Astrophysics for People in a Hurry
© 2017 Neil deGrasse Tyson
Astrophysics for People in a Hurry is exactly what it says on the tin, a brief cosmological primer that presents the basics of cosmology, explains the ways we are continuing to learn about the cosmos, and ends with a Saganesque hush meditating on what the cosmic perspective has to offer. Neil deGrasse Tyson is an active science popularizer, the creator and primary host for StarTalk Radio, which has grown beyond a podcast to become a video series and book – not to mention his day job as director of the Hayden Planetarium in New York City.

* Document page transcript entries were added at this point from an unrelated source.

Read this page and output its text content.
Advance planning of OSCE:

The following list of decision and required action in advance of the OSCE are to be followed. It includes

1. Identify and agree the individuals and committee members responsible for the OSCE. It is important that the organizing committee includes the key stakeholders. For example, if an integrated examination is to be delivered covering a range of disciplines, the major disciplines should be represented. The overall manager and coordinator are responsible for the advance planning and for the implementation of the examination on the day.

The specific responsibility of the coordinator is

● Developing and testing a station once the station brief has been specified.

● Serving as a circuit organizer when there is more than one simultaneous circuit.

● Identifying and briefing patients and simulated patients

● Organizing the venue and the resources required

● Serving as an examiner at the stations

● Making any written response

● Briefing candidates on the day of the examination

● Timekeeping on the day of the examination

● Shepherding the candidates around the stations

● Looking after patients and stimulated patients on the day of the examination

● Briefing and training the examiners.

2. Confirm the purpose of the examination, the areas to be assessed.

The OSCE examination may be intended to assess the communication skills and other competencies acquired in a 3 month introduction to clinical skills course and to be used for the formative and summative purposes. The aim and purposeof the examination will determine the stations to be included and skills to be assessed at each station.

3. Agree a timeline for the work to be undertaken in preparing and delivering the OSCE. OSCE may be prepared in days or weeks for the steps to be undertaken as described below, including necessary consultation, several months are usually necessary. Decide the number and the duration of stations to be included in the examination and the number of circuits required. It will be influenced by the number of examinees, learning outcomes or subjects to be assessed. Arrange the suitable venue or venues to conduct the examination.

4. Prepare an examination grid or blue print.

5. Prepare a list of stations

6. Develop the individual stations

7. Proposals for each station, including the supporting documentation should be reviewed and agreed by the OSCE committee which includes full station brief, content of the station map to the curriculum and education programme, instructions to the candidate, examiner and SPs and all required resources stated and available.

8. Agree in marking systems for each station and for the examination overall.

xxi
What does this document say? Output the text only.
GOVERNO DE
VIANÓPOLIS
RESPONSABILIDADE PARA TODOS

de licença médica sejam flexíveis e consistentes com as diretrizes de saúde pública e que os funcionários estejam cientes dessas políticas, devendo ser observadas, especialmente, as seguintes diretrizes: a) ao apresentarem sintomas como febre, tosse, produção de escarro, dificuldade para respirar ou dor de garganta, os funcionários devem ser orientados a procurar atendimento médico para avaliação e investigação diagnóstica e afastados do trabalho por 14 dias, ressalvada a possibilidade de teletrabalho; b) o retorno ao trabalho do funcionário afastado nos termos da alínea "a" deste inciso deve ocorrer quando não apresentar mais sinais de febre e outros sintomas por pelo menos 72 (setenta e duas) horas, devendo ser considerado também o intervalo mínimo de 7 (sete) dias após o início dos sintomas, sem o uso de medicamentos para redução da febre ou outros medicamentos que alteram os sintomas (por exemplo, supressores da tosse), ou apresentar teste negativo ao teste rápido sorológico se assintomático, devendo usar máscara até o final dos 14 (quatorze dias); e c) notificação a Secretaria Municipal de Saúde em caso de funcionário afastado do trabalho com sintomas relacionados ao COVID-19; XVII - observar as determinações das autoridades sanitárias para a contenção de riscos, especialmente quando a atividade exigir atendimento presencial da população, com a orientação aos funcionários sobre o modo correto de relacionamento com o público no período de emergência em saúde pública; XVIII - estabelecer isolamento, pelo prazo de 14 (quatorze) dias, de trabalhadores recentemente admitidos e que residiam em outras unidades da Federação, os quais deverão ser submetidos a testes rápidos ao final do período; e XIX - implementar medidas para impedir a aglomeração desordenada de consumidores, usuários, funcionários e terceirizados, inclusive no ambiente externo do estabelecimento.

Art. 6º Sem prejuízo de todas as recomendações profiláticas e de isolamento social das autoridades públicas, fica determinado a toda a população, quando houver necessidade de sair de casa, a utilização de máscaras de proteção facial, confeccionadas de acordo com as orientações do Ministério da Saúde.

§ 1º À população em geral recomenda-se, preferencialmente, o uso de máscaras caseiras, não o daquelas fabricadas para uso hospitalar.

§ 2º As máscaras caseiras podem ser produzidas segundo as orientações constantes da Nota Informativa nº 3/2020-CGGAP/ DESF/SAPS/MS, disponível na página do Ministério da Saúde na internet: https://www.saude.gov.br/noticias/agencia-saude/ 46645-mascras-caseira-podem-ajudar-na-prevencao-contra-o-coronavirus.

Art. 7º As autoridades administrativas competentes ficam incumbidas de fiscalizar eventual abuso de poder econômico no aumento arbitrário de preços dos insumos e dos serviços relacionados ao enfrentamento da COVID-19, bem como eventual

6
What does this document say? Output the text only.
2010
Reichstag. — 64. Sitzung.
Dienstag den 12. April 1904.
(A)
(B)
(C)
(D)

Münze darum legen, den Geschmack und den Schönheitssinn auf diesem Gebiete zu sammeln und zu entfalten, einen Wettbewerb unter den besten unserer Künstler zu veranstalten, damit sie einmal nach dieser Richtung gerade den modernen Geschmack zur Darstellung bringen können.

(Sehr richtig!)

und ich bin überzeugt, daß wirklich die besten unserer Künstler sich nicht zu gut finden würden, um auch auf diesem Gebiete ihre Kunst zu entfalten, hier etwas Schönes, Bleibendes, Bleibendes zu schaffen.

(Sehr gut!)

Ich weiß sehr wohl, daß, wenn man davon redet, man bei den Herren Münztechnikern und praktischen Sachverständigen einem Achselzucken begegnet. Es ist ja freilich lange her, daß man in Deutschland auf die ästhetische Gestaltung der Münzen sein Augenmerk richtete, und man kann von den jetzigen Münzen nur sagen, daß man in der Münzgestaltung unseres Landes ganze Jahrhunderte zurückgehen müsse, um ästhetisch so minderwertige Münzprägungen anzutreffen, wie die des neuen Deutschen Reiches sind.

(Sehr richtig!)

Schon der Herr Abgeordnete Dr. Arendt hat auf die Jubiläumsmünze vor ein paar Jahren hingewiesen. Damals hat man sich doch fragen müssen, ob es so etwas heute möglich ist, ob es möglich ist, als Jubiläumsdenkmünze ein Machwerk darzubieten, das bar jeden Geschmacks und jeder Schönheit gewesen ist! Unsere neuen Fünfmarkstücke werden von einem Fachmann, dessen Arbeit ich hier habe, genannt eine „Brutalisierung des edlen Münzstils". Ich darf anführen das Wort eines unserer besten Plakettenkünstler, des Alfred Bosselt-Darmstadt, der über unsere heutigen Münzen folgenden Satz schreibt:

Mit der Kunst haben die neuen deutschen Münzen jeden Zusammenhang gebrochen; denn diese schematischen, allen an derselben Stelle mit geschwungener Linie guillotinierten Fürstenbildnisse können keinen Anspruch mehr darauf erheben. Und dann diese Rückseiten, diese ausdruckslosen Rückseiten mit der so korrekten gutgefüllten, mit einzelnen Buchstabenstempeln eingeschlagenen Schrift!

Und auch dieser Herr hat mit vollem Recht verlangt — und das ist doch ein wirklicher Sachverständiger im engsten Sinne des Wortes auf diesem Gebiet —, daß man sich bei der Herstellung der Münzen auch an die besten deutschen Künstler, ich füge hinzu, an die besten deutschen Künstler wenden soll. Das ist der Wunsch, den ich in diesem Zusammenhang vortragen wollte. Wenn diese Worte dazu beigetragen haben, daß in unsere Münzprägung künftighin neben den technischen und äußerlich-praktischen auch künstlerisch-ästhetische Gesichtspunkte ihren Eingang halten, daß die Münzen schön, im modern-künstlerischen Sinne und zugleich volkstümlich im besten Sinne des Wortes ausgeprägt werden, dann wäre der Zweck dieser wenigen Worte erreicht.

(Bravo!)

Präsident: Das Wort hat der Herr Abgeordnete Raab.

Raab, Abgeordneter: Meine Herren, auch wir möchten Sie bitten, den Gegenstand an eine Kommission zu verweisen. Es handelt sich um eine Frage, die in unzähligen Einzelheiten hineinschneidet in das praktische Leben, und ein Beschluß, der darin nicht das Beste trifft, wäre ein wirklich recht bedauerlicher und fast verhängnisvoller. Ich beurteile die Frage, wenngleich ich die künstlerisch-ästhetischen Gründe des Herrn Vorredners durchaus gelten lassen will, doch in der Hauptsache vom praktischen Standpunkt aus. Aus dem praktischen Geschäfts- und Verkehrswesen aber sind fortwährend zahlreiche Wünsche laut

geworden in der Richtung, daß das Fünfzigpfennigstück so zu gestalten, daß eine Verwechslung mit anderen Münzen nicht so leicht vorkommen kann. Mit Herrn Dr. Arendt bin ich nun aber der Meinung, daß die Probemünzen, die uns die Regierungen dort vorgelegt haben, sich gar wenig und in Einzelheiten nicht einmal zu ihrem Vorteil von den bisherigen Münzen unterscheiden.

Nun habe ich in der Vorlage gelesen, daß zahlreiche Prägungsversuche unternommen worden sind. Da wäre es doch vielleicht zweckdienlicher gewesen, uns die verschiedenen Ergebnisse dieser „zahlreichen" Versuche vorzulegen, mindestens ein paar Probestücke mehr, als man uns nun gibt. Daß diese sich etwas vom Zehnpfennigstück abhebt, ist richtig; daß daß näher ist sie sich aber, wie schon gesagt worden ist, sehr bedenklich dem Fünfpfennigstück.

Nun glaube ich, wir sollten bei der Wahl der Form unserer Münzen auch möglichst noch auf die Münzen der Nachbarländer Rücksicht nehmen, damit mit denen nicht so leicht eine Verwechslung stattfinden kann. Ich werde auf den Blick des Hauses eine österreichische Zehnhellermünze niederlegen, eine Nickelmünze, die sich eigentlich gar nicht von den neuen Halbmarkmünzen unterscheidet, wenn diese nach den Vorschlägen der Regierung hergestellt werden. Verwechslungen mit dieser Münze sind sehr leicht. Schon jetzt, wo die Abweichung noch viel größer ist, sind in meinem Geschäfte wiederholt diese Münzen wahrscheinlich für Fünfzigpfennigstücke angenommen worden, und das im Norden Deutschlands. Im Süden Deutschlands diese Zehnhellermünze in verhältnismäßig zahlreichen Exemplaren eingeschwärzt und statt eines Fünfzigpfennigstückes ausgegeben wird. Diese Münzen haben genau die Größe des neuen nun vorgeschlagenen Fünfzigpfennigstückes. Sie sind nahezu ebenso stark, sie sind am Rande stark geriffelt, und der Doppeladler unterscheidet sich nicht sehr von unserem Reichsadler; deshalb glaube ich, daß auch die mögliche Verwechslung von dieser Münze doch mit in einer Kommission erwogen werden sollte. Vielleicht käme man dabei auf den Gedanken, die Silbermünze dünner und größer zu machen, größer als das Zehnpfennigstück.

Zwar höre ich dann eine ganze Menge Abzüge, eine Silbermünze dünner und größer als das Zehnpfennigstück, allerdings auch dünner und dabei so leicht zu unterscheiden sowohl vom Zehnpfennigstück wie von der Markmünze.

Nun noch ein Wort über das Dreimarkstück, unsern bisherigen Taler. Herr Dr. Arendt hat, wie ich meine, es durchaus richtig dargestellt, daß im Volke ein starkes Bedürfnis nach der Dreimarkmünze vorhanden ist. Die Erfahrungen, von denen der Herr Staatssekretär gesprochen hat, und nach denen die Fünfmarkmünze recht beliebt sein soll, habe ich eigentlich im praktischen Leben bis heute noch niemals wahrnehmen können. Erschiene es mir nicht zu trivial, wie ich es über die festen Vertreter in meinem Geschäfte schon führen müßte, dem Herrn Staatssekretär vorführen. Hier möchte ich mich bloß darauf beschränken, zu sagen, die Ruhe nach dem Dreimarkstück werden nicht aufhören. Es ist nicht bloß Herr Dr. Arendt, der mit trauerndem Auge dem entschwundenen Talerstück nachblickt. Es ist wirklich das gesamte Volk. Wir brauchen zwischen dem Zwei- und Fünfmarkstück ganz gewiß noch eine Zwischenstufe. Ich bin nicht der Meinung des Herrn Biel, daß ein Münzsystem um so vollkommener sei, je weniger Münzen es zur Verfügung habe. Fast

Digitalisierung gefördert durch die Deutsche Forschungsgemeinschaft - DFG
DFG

Astrophysics is a review of what is known about the big picture, and avoids string theory, m-theory, branes, and other things best considered by people not in a hurry. Tyson does include a section on dark matter and dark energy, however, since the math of our current model of universal expansion doesn’t make sense without including them . Tyson is quick to defend against the idea that ‘dark matter’ – accounting for the detected weight of matter which doesn’t seem to interact with anything – as a math cheat, since the weight of something is there…we just haven’t figured out what it is just yet. Along the way, Tyson also comments on topics like why the cosmos tends to produce spheres (planets, suns, clusters of galaxies…), the history of radio telescopes, and the supreme importance of the period table.
As someone whose most recent interaction with astrophysics has been The Big Bang Theory, since I haven’t read anything in this area in four years, I found Tyson completely enjoyable.